Why these events are captured (and others are not)

Captured in GraphLayer: mousedown, touchstart, mouseup, touchend.

Rationale:

  • Gesture lifecycle — press and release bound the majority of interactions (drag, selection). They must be observed early and reliably.
  • State consistency — both pointerPressed and the start target must be established before third‑party handlers run.
  • Performance and semanticsmousemove is high‑frequency; capturing it brings little value. Target changes and hover semantics are already handled correctly with a regular mousemove listener.
  • Click/dblclick are not captured because:
    • Clicks are emulated (tryEmulateClick) from the already captured down/up.
    • It is often desirable for top overlays to handle clicks first and optionally block them for the graph.

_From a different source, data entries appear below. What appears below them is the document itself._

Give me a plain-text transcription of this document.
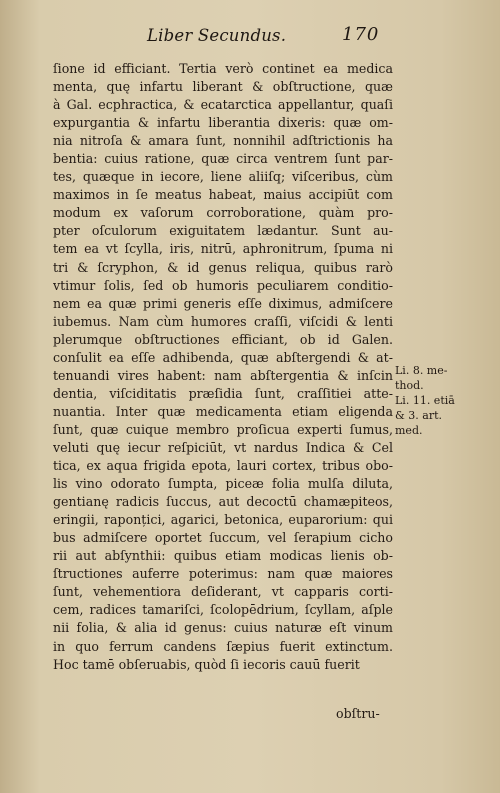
Liber Secundus.	170
ſione id efficiant. Tertia verò continet ea medica
menta, quę infartu liberant & obſtructione, quæ
à Gal. ecphractica, & ecatarctica appellantur, quaſi
expurgantia & infartu liberantia dixeris: quæ om-
nia nitroſa & amara ſunt, nonnihil adſtrictionis ha
bentia: cuius ratione, quæ circa ventrem ſunt par-
tes, quæque in iecore, liene aliiſq; viſceribus, cùm
maximos in ſe meatus habeat, maius accipiūt com
modum ex vaſorum corroboratione, quàm pro-
pter oſculorum exiguitatem lædantur. Sunt au-
tem ea vt ſcylla, iris, nitrū, aphronitrum, ſpuma ni
tri & ſcryphon, & id genus reliqua, quibus rarò
vtimur ſolis, ſed ob humoris peculiarem conditio-
nem ea quæ primi generis eſſe diximus, admiſcere
iubemus. Nam cùm humores craſſi, viſcidi & lenti
plerumque obſtructiones efficiant, ob id Galen.
conſulit ea eſſe adhibenda, quæ abſtergendi & at-
tenuandi vires habent: nam abſtergentia & inſcin
dentia, viſciditatis præſidia ſunt, craſſitiei atte-
nuantia. Inter quæ medicamenta etiam eligenda
ſunt, quæ cuique membro proſicua experti ſumus,
veluti quę iecur reſpiciūt, vt nardus Indica & Cel
tica, ex aqua frigida epota, lauri cortex, tribus obo-
lis vino odorato ſumpta, piceæ folia mulſa diluta,
gentianę radicis ſuccus, aut decoctū chamæpiteos,
eringii, raponțici, agarici, betonica, euparorium: qui
bus admiſcere oportet ſuccum, vel ſerapium cicho
rii aut abſynthii: quibus etiam modicas lienis ob-
ſtructiones auferre poterimus: nam quæ maiores
ſunt, vehementiora deſiderant, vt capparis corti-
cem, radices tamariſci, ſcolopēdrium, ſcyllam, aſple
nii folia, & alia id genus: cuius naturæ eſt vinum
in quo ferrum candens ſæpius fuerit extinctum.
Hoc tamē obſeruabis, quòd ſi iecoris cauū fuerit
obſtru-
Li. 8. me-
thod.
Li. 11. etiā
& 3. art.
med.
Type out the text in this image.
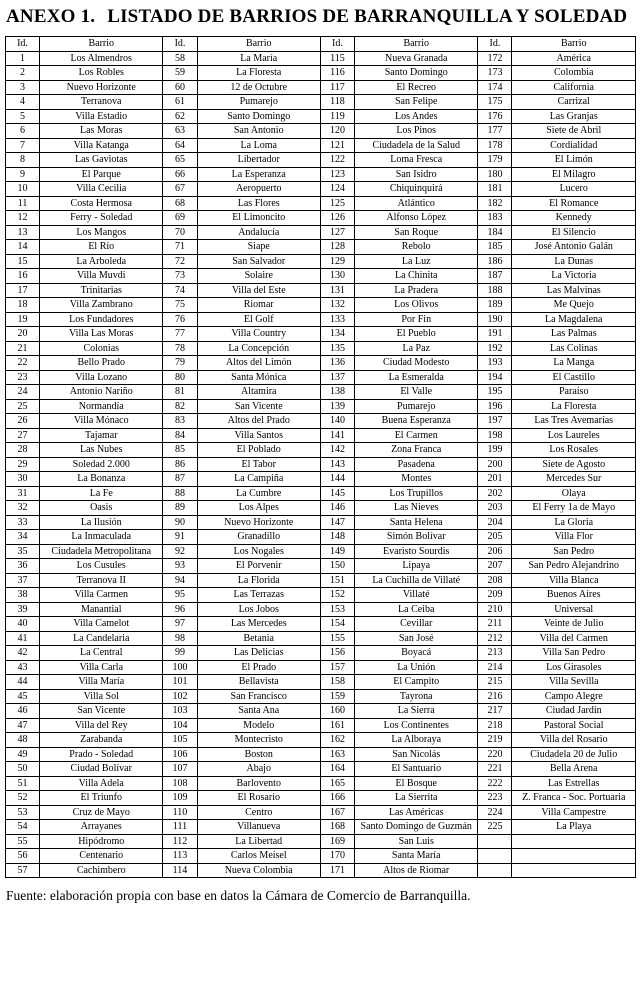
ANEXO 1. LISTADO DE BARRIOS DE BARRANQUILLA Y SOLEDAD
Id.	Barrio	Id.	Barrio	Id.	Barrio	Id.	Barrio
1	Los Almendros	58	La María	115	Nueva Granada	172	América
2	Los Robles	59	La Floresta	116	Santo Domingo	173	Colombia
3	Nuevo Horizonte	60	12 de Octubre	117	El Recreo	174	California
4	Terranova	61	Pumarejo	118	San Felipe	175	Carrizal
5	Villa Estadio	62	Santo Domingo	119	Los Andes	176	Las Granjas
6	Las Moras	63	San Antonio	120	Los Pinos	177	Siete de Abril
7	Villa Katanga	64	La Loma	121	Ciudadela de la Salud	178	Cordialidad
8	Las Gaviotas	65	Libertador	122	Loma Fresca	179	El Limón
9	El Parque	66	La Esperanza	123	San Isidro	180	El Milagro
10	Villa Cecilia	67	Aeropuerto	124	Chiquinquirá	181	Lucero
11	Costa Hermosa	68	Las Flores	125	Atlántico	182	El Romance
12	Ferry - Soledad	69	El Limoncito	126	Alfonso López	183	Kennedy
13	Los Mangos	70	Andalucía	127	San Roque	184	El Silencio
14	El Río	71	Siape	128	Rebolo	185	José Antonio Galán
15	La Arboleda	72	San Salvador	129	La Luz	186	La Dunas
16	Villa Muvdi	73	Solaire	130	La Chinita	187	La Victoria
17	Trinitarias	74	Villa del Este	131	La Pradera	188	Las Malvinas
18	Villa Zambrano	75	Riomar	132	Los Olivos	189	Me Quejo
19	Los Fundadores	76	El Golf	133	Por Fin	190	La Magdalena
20	Villa Las Moras	77	Villa Country	134	El Pueblo	191	Las Palmas
21	Colonias	78	La Concepción	135	La Paz	192	Las Colinas
22	Bello Prado	79	Altos del Limón	136	Ciudad Modesto	193	La Manga
23	Villa Lozano	80	Santa Mónica	137	La Esmeralda	194	El Castillo
24	Antonio Nariño	81	Altamira	138	El Valle	195	Paraíso
25	Normandía	82	San Vicente	139	Pumarejo	196	La Floresta
26	Villa Mónaco	83	Altos del Prado	140	Buena Esperanza	197	Las Tres Avemarías
27	Tajamar	84	Villa Santos	141	El Carmen	198	Los Laureles
28	Las Nubes	85	El Poblado	142	Zona Franca	199	Los Rosales
29	Soledad 2.000	86	El Tabor	143	Pasadena	200	Siete de Agosto
30	La Bonanza	87	La Campiña	144	Montes	201	Mercedes Sur
31	La Fe	88	La Cumbre	145	Los Trupillos	202	Olaya
32	Oasis	89	Los Alpes	146	Las Nieves	203	El Ferry 1a de Mayo
33	La Ilusión	90	Nuevo Horizonte	147	Santa Helena	204	La Gloria
34	La Inmaculada	91	Granadillo	148	Simón Bolívar	205	Villa Flor
35	Ciudadela Metropolitana	92	Los Nogales	149	Evaristo Sourdis	206	San Pedro
36	Los Cusules	93	El Porvenir	150	Lipaya	207	San Pedro Alejandrino
37	Terranova II	94	La Florida	151	La Cuchilla de Villaté	208	Villa Blanca
38	Villa Carmen	95	Las Terrazas	152	Villaté	209	Buenos Aires
39	Manantial	96	Los Jobos	153	La Ceiba	210	Universal
40	Villa Camelot	97	Las Mercedes	154	Cevillar	211	Veinte de Julio
41	La Candelaria	98	Betania	155	San José	212	Villa del Carmen
42	La Central	99	Las Delicias	156	Boyacá	213	Villa San Pedro
43	Villa Carla	100	El Prado	157	La Unión	214	Los Girasoles
44	Villa María	101	Bellavista	158	El Campito	215	Villa Sevilla
45	Villa Sol	102	San Francisco	159	Tayrona	216	Campo Alegre
46	San Vicente	103	Santa Ana	160	La Sierra	217	Ciudad Jardín
47	Villa del Rey	104	Modelo	161	Los Continentes	218	Pastoral Social
48	Zarabanda	105	Montecristo	162	La Alboraya	219	Villa del Rosario
49	Prado - Soledad	106	Boston	163	San Nicolás	220	Ciudadela 20 de Julio
50	Ciudad Bolívar	107	Abajo	164	El Santuario	221	Bella Arena
51	Villa Adela	108	Barlovento	165	El Bosque	222	Las Estrellas
52	El Triunfo	109	El Rosario	166	La Sierrita	223	Z. Franca - Soc. Portuaria
53	Cruz de Mayo	110	Centro	167	Las Américas	224	Villa Campestre
54	Arrayanes	111	Villanueva	168	Santo Domingo de Guzmán	225	La Playa
55	Hipódromo	112	La Libertad	169	San Luis		
56	Centenario	113	Carlos Meisel	170	Santa María		
57	Cachimbero	114	Nueva Colombia	171	Altos de Riomar		

Fuente: elaboración propia con base en datos la Cámara de Comercio de Barranquilla.
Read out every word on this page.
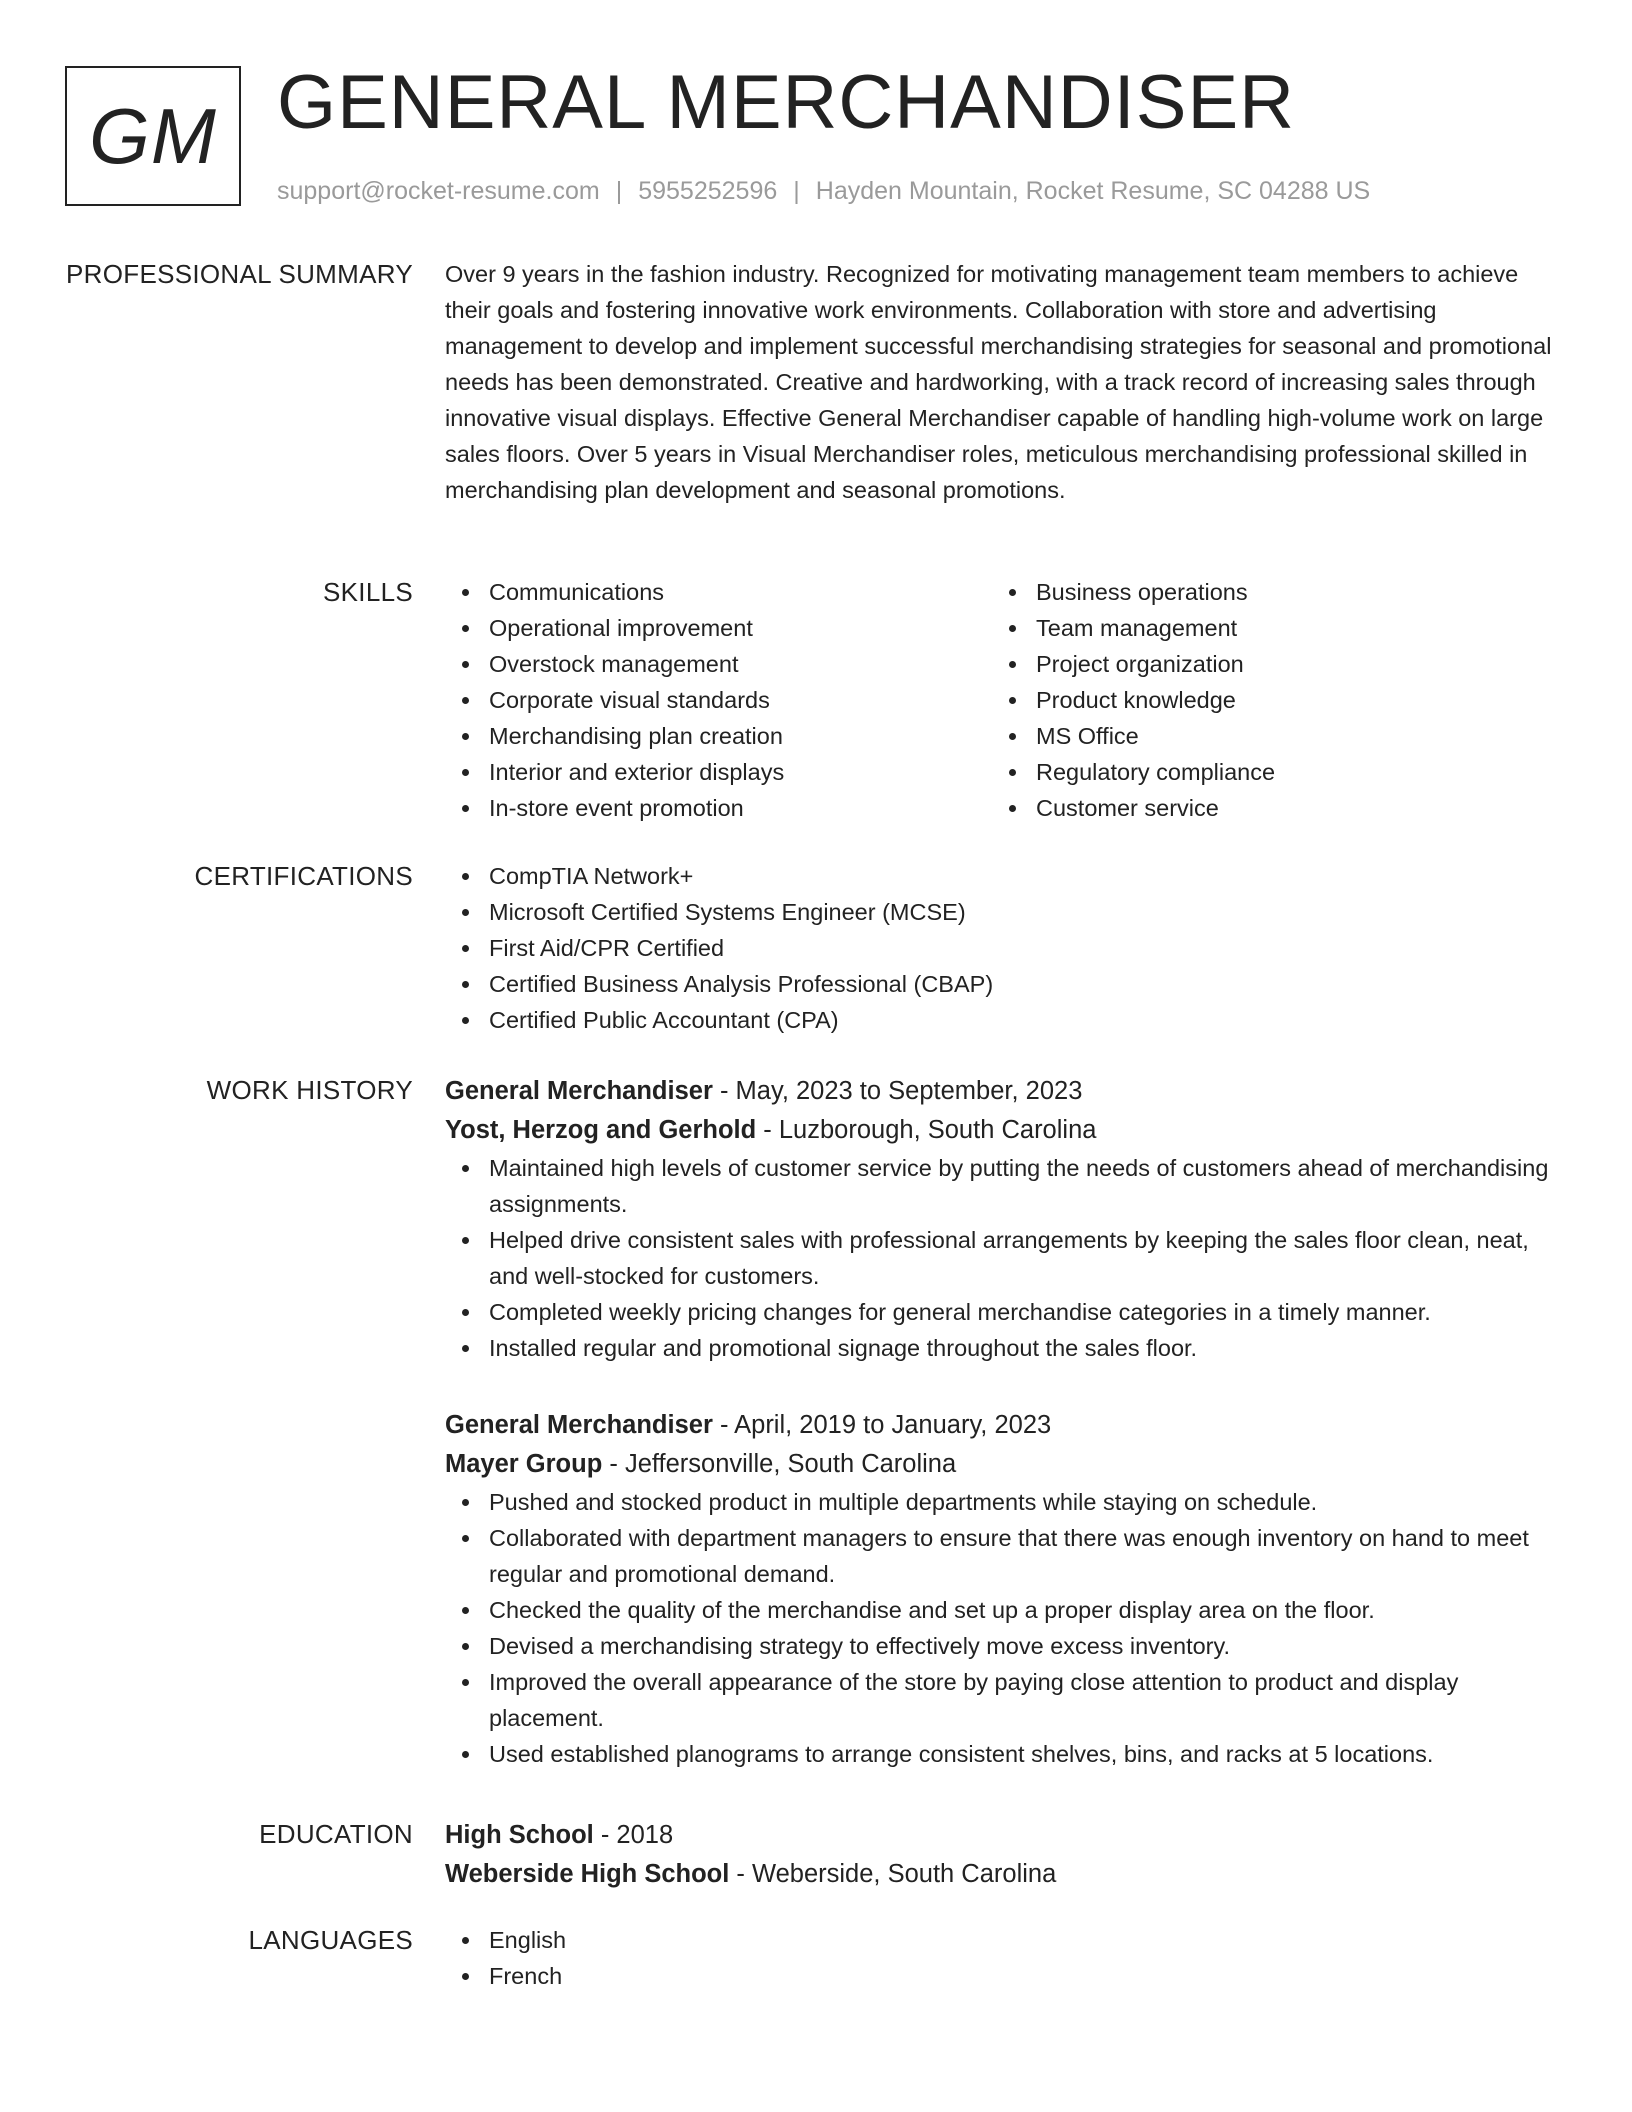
GM GENERAL MERCHANDISER
support@rocket-resume.com | 5955252596 | Hayden Mountain, Rocket Resume, SC 04288 US
PROFESSIONAL SUMMARY Over 9 years in the fashion industry. Recognized for motivating management team members to achieve their goals and fostering innovative work environments. Collaboration with store and advertising management to develop and implement successful merchandising strategies for seasonal and promotional needs has been demonstrated. Creative and hardworking, with a track record of increasing sales through innovative visual displays. Effective General Merchandiser capable of handling high-volume work on large sales floors. Over 5 years in Visual Merchandiser roles, meticulous merchandising professional skilled in merchandising plan development and seasonal promotions.

SKILLS	Communications
Operational improvement
Overstock management
Corporate visual standards
Merchandising plan creation
Interior and exterior displays
In-store event promotion
Business operations
Team management
Project organization
Product knowledge
MS Office
Regulatory compliance
Customer service
CERTIFICATIONS	CompTIA Network+
Microsoft Certified Systems Engineer (MCSE)
First Aid/CPR Certified
Certified Business Analysis Professional (CBAP)
Certified Public Accountant (CPA)
WORK HISTORY General Merchandiser - May, 2023 to September, 2023
Yost, Herzog and Gerhold - Luzborough, South Carolina
Maintained high levels of customer service by putting the needs of customers ahead of merchandising assignments.
Helped drive consistent sales with professional arrangements by keeping the sales floor clean, neat, and well-stocked for customers.
Completed weekly pricing changes for general merchandise categories in a timely manner.
Installed regular and promotional signage throughout the sales floor.
General Merchandiser - April, 2019 to January, 2023
Mayer Group - Jeffersonville, South Carolina
Pushed and stocked product in multiple departments while staying on schedule.
Collaborated with department managers to ensure that there was enough inventory on hand to meet regular and promotional demand.
Checked the quality of the merchandise and set up a proper display area on the floor.
Devised a merchandising strategy to effectively move excess inventory.
Improved the overall appearance of the store by paying close attention to product and display placement.
Used established planograms to arrange consistent shelves, bins, and racks at 5 locations.
EDUCATION High School - 2018
Weberside High School - Weberside, South Carolina
LANGUAGES	English
French
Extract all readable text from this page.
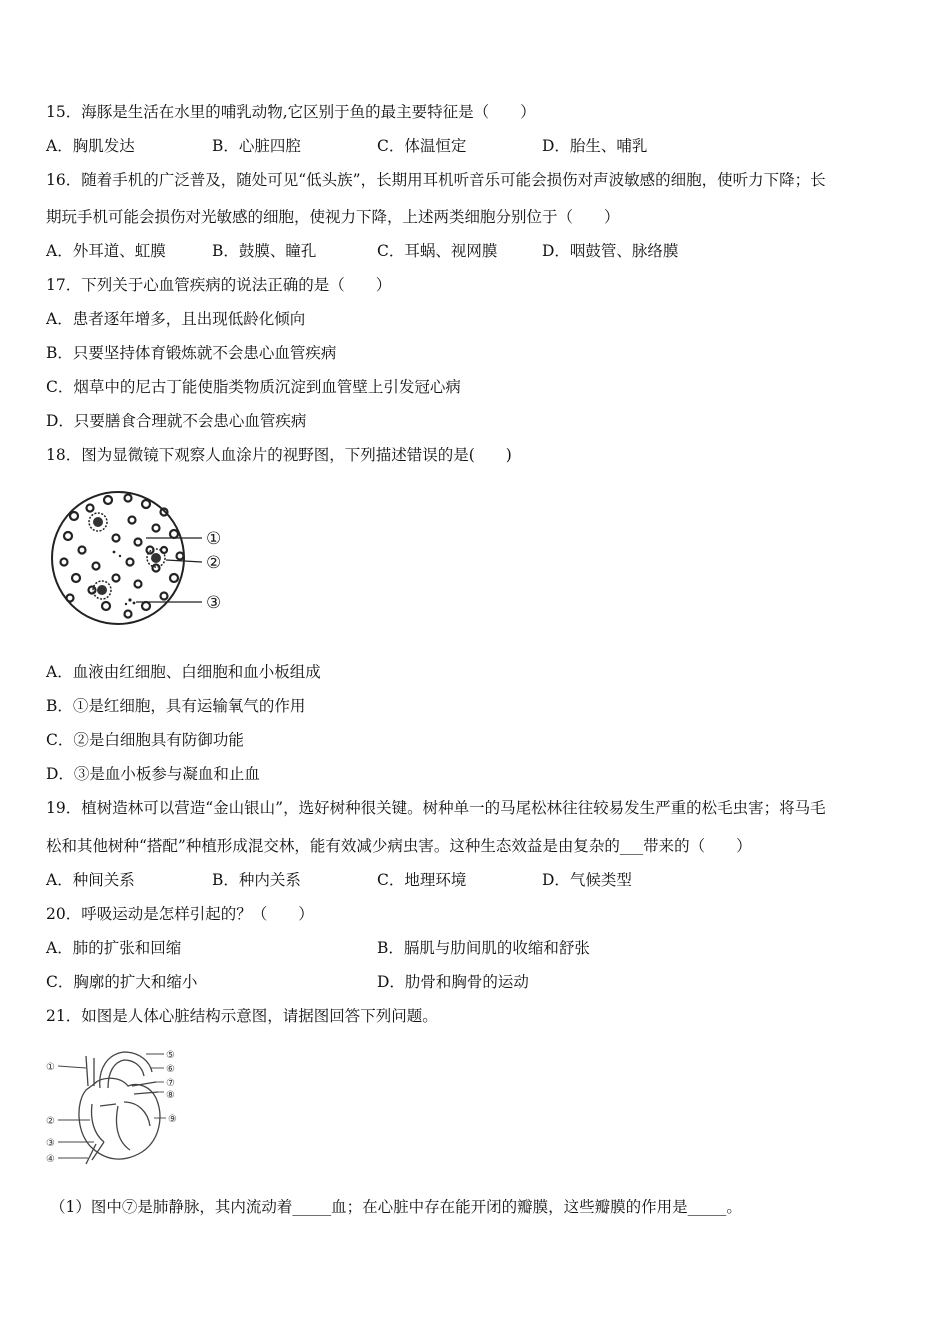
15．海豚是生活在水里的哺乳动物,它区别于鱼的最主要特征是（　　）
A．胸肌发达	B．心脏四腔	C．体温恒定	D．胎生、哺乳
16．随着手机的广泛普及，随处可见“低头族”，长期用耳机听音乐可能会损伤对声波敏感的细胞，使听力下降；长
期玩手机可能会损伤对光敏感的细胞，使视力下降，上述两类细胞分别位于（　　）
A．外耳道、虹膜	B．鼓膜、瞳孔	C．耳蜗、视网膜	D．咽鼓管、脉络膜
17．下列关于心血管疾病的说法正确的是（　　）
A．患者逐年增多，且出现低龄化倾向
B．只要坚持体育锻炼就不会患心血管疾病
C．烟草中的尼古丁能使脂类物质沉淀到血管壁上引发冠心病
D．只要膳食合理就不会患心血管疾病
18．图为显微镜下观察人血涂片的视野图，下列描述错误的是(　　)
①
②
③
A．血液由红细胞、白细胞和血小板组成
B．①是红细胞，具有运输氧气的作用
C．②是白细胞具有防御功能
D．③是血小板参与凝血和止血
19．植树造林可以营造“金山银山”，选好树种很关键。树种单一的马尾松林往往较易发生严重的松毛虫害；将马毛
松和其他树种“搭配”种植形成混交林，能有效减少病虫害。这种生态效益是由复杂的___带来的（　　）
A．种间关系	B．种内关系	C．地理环境	D．气候类型
20．呼吸运动是怎样引起的？（　　）
A．肺的扩张和回缩	B．膈肌与肋间肌的收缩和舒张
C．胸廓的扩大和缩小	D．肋骨和胸骨的运动
21．如图是人体心脏结构示意图，请据图回答下列问题。
①
②
③
④
⑤
⑥
⑦
⑧
⑨
（1）图中⑦是肺静脉，其内流动着_____血；在心脏中存在能开闭的瓣膜，这些瓣膜的作用是_____。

Interaction between graph events and component delegation

Before delegating a DOM event into components, GraphLayer emits a graph event (e.g., click, mousedown, mouseenter). If any graph handler calls preventDefault(), GraphLayer calls event.preventDefault() on the original event and does NOT delegate into components. This enables centralized control at the app level (e.g., disable clicks, intercept drag start).

Practical guidelines

  • Use Graph handlers for cross‑component logic (selection, global hotkeys, cancellations).
  • Use EventedComponent handlers for local component behavior.
  • Stop propagation deliberately: at the Graph level via preventDefault (to block delegation), at components via stopPropagation.
  • When designing HTML overlays, validate how pointer-events and stopPropagation affect click/dblclick/contextmenu delivery.

TL;DR

  • Capture only mousedown/touchstart and mouseup/touchend to ensure gesture boundaries and consistent state.
  • Click is emulated and delivered to the start target (pointerStartTarget) if pointer drift is small.
  • Graph.emit can prevent further delegation into components via preventDefault().
  • Top layers with pointer-events: auto can swallow click/dblclick/contextmenu; avoid unconditional stopPropagation or allow events to reach the graph root.